At the entrance to a large room in which hundreds of prisoners sat or lay with hardly an inch between them, the guard halted. “Hazard? Where’s William Hazard?”
“Billy,” someone said, prodding the prisoner next to him. Charles held his breath as a shrunken figure slowly rose to sitting position, then stood with the help of those closest to him.
A huge silhouette with the corridor light at his back, Charles waited and felt his heartbeat quicken. This was the first critical momen
t—when the prisoner hobbling on the padded crutch came close enough to recognize him.
A drop of sweat fell from Charles’s nose. His mouth felt like a cup of dust. Billy staggered. My God, how wan and weak he looked, all rags and beard. When he was within a few feet of the door, Charles spotted bruises and a healed cut on one ear. His friend had been beaten.
The guard raised a thumb toward Charles. “This yere officer’s takin’ you down to old Winder’s office a while.

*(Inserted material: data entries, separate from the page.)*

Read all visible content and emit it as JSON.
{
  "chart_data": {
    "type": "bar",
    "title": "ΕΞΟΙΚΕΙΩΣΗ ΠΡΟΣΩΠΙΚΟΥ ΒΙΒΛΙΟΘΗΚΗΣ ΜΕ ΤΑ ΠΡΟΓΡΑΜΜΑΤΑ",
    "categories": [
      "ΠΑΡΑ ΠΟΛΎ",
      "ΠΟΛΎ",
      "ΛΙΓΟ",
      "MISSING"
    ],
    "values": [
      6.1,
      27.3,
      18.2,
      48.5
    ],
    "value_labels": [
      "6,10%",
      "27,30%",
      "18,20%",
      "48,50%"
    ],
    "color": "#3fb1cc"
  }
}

What did y’do this time?”
“Not a damn thing.” Eyes enlarged and darkened by the hollowness of his face, Billy looked at Charles, who was silently crying out, Don’t say anything.

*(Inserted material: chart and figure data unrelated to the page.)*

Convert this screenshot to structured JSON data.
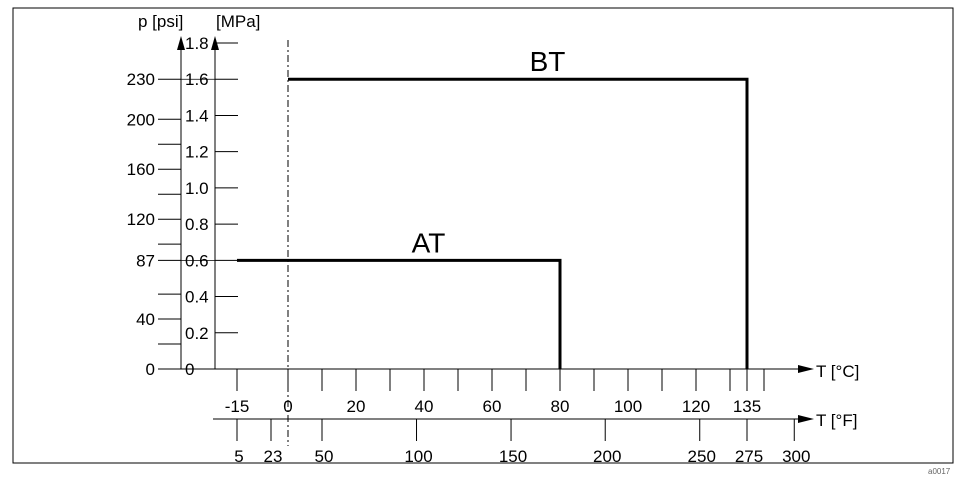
{
  "chart_data": {
    "type": "line",
    "y_psi_label": "p [psi]",
    "y_mpa_label": "[MPa]",
    "x_c_label": "T [°C]",
    "x_f_label": "T [°F]",
    "y_mpa_ticks": [
      "0",
      "0.2",
      "0.4",
      "0.6",
      "0.8",
      "1.0",
      "1.2",
      "1.4",
      "1.6",
      "1.8"
    ],
    "y_psi_labeled": [
      {
        "label": "0",
        "mpa": 0
      },
      {
        "label": "40",
        "mpa": 0.276
      },
      {
        "label": "87",
        "mpa": 0.6
      },
      {
        "label": "120",
        "mpa": 0.827
      },
      {
        "label": "160",
        "mpa": 1.103
      },
      {
        "label": "200",
        "mpa": 1.379
      },
      {
        "label": "230",
        "mpa": 1.6
      }
    ],
    "y_psi_unlabeled_ticks": [
      20,
      60,
      100,
      140,
      180
    ],
    "x_c_labeled": [
      "-15",
      "0",
      "20",
      "40",
      "60",
      "80",
      "100",
      "120",
      "135"
    ],
    "x_c_minor_ticks": [
      10,
      30,
      50,
      70,
      90,
      110,
      130
    ],
    "x_f_labeled": [
      {
        "label": "5",
        "c": -15
      },
      {
        "label": "23",
        "c": -5
      },
      {
        "label": "50",
        "c": 10
      },
      {
        "label": "100",
        "c": 37.8
      },
      {
        "label": "150",
        "c": 65.6
      },
      {
        "label": "200",
        "c": 93.3
      },
      {
        "label": "250",
        "c": 121.1
      },
      {
        "label": "275",
        "c": 135
      },
      {
        "label": "300",
        "c": 148.9
      }
    ],
    "reference_line_c": 0,
    "series": [
      {
        "name": "BT",
        "points": [
          [
            0,
            1.6
          ],
          [
            135,
            1.6
          ],
          [
            135,
            0
          ]
        ]
      },
      {
        "name": "AT",
        "points": [
          [
            -15,
            0.6
          ],
          [
            80,
            0.6
          ],
          [
            80,
            0
          ]
        ]
      }
    ],
    "footnote": "a0017"
  }
}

Billy’s mouth hung open a moment. “Bison?” His face showed that he instantly recognized his mistake.
The guard was watching Charles, suspicious. “What’d he call you?”

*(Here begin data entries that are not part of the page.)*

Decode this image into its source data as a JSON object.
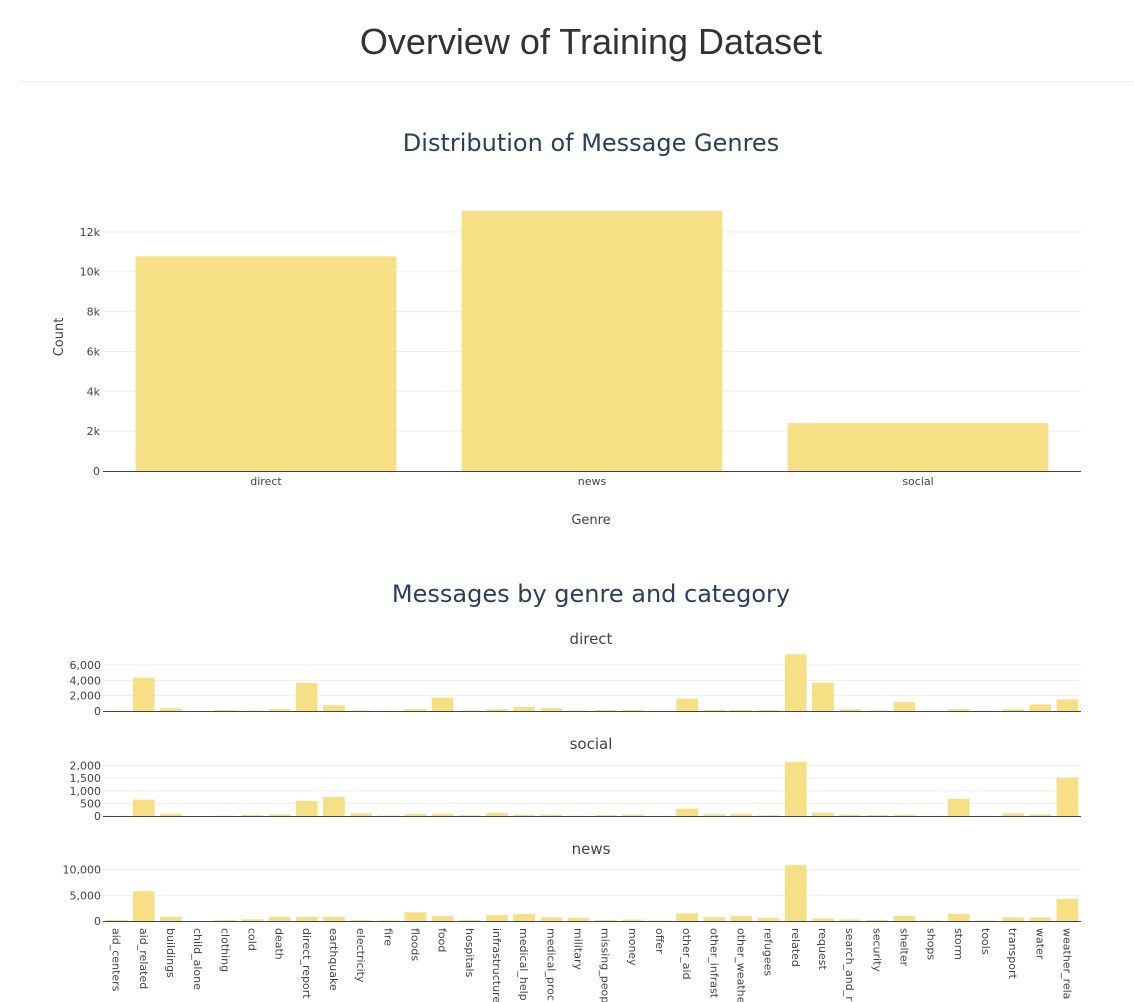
{
  "page": {
    "title": "Overview of Training Dataset"
  },
  "colors": {
    "bar": "#f5dc78",
    "bar_stroke": "#ecd267",
    "text": "#444444",
    "title": "#2a3f5f",
    "grid": "#eeeeee",
    "axis": "#444444"
  },
  "chart_data": [
    {
      "type": "bar",
      "title": "Distribution of Message Genres",
      "xlabel": "Genre",
      "ylabel": "Count",
      "categories": [
        "direct",
        "news",
        "social"
      ],
      "values": [
        10770,
        13050,
        2400
      ],
      "ylim": [
        0,
        13700
      ],
      "yticks": [
        0,
        2000,
        4000,
        6000,
        8000,
        10000,
        12000
      ],
      "ytick_labels": [
        "0",
        "2k",
        "4k",
        "6k",
        "8k",
        "10k",
        "12k"
      ],
      "grid": true
    },
    {
      "type": "bar",
      "title": "Messages by genre and category",
      "categories": [
        "aid_centers",
        "aid_related",
        "buildings",
        "child_alone",
        "clothing",
        "cold",
        "death",
        "direct_report",
        "earthquake",
        "electricity",
        "fire",
        "floods",
        "food",
        "hospitals",
        "infrastructure_related",
        "medical_help",
        "medical_products",
        "military",
        "missing_people",
        "money",
        "offer",
        "other_aid",
        "other_infrastructure",
        "other_weather",
        "refugees",
        "related",
        "request",
        "search_and_rescue",
        "security",
        "shelter",
        "shops",
        "storm",
        "tools",
        "transport",
        "water",
        "weather_related"
      ],
      "category_labels": [
        "aid_centers",
        "aid_related",
        "buildings",
        "child_alone",
        "clothing",
        "cold",
        "death",
        "direct_report",
        "earthquake",
        "electricity",
        "fire",
        "floods",
        "food",
        "hospitals",
        "infrastructure",
        "medical_help",
        "medical_proc",
        "military",
        "missing_peop",
        "money",
        "offer",
        "other_aid",
        "other_infrast",
        "other_weathe",
        "refugees",
        "related",
        "request",
        "search_and_r",
        "security",
        "shelter",
        "shops",
        "storm",
        "tools",
        "transport",
        "water",
        "weather_rela"
      ],
      "grid": true,
      "subplots": [
        {
          "name": "direct",
          "ylim": [
            0,
            7700
          ],
          "yticks": [
            0,
            2000,
            4000,
            6000
          ],
          "ytick_labels": [
            "0",
            "2,000",
            "4,000",
            "6,000"
          ],
          "values": [
            50,
            4350,
            350,
            0,
            130,
            60,
            220,
            3650,
            750,
            60,
            50,
            240,
            1750,
            60,
            230,
            530,
            380,
            60,
            130,
            170,
            40,
            1600,
            170,
            160,
            140,
            7400,
            3700,
            220,
            80,
            1150,
            40,
            250,
            40,
            230,
            850,
            1500
          ]
        },
        {
          "name": "social",
          "ylim": [
            0,
            2300
          ],
          "yticks": [
            0,
            500,
            1000,
            1500,
            2000
          ],
          "ytick_labels": [
            "0",
            "500",
            "1,000",
            "1,500",
            "2,000"
          ],
          "values": [
            10,
            650,
            90,
            0,
            15,
            40,
            60,
            600,
            750,
            100,
            20,
            80,
            90,
            30,
            120,
            50,
            50,
            15,
            40,
            50,
            10,
            290,
            70,
            90,
            30,
            2150,
            130,
            50,
            40,
            50,
            10,
            680,
            10,
            100,
            60,
            1520
          ]
        },
        {
          "name": "news",
          "ylim": [
            0,
            11500
          ],
          "yticks": [
            0,
            5000,
            10000
          ],
          "ytick_labels": [
            "0",
            "5,000",
            "10,000"
          ],
          "values": [
            200,
            5800,
            800,
            0,
            180,
            330,
            800,
            800,
            800,
            180,
            130,
            1700,
            950,
            200,
            1150,
            1350,
            700,
            650,
            200,
            280,
            100,
            1500,
            750,
            950,
            600,
            10900,
            500,
            300,
            200,
            1000,
            100,
            1400,
            100,
            700,
            700,
            4300
          ]
        }
      ]
    }
  ]
}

“Nothing you’d want to repeat to your mother.” He grabbed Billy’s dirty sleeve. “Don’t you say one damn word, or I’ll deliver you to the provost in little pieces. I lost a brother at Malvern Hill to you Yankee scum.”
Reassured, the guard said, “Don’t know why we coddle ’em so. Ought to burn the whole place down—with them inside.”
“My sentiments, too.” Charles pushed Billy’s shoulder too hard. Billy almost fell. He propped himself up with the crutch and a hand against the wall, giving Charles a searching, wary stare. Good, Charles thought. He motioned the prisoner forward.
The guard lingered at the door of his room, watching Charles prod Billy down the first few steps. Billy was slow, much to Charles’s annoyance. He was unsteady, too, obviously needing the crutch. The descent to the ground floor would take a hell of a long time. The longer they stayed inside Libby, the greater the risk of discovery.
“Bison?” Billy whispered, leaning against the stained wall beneath a guttering gaslight. “Is it really—?”
“For God’s sake shut up,” Charles whispered. “If you want to get out of here, act like we don’t know each other.” Two guards appeared on the landing below, coming up. Charles nudged Billy, said loudly, “Keep moving, bluebelly.”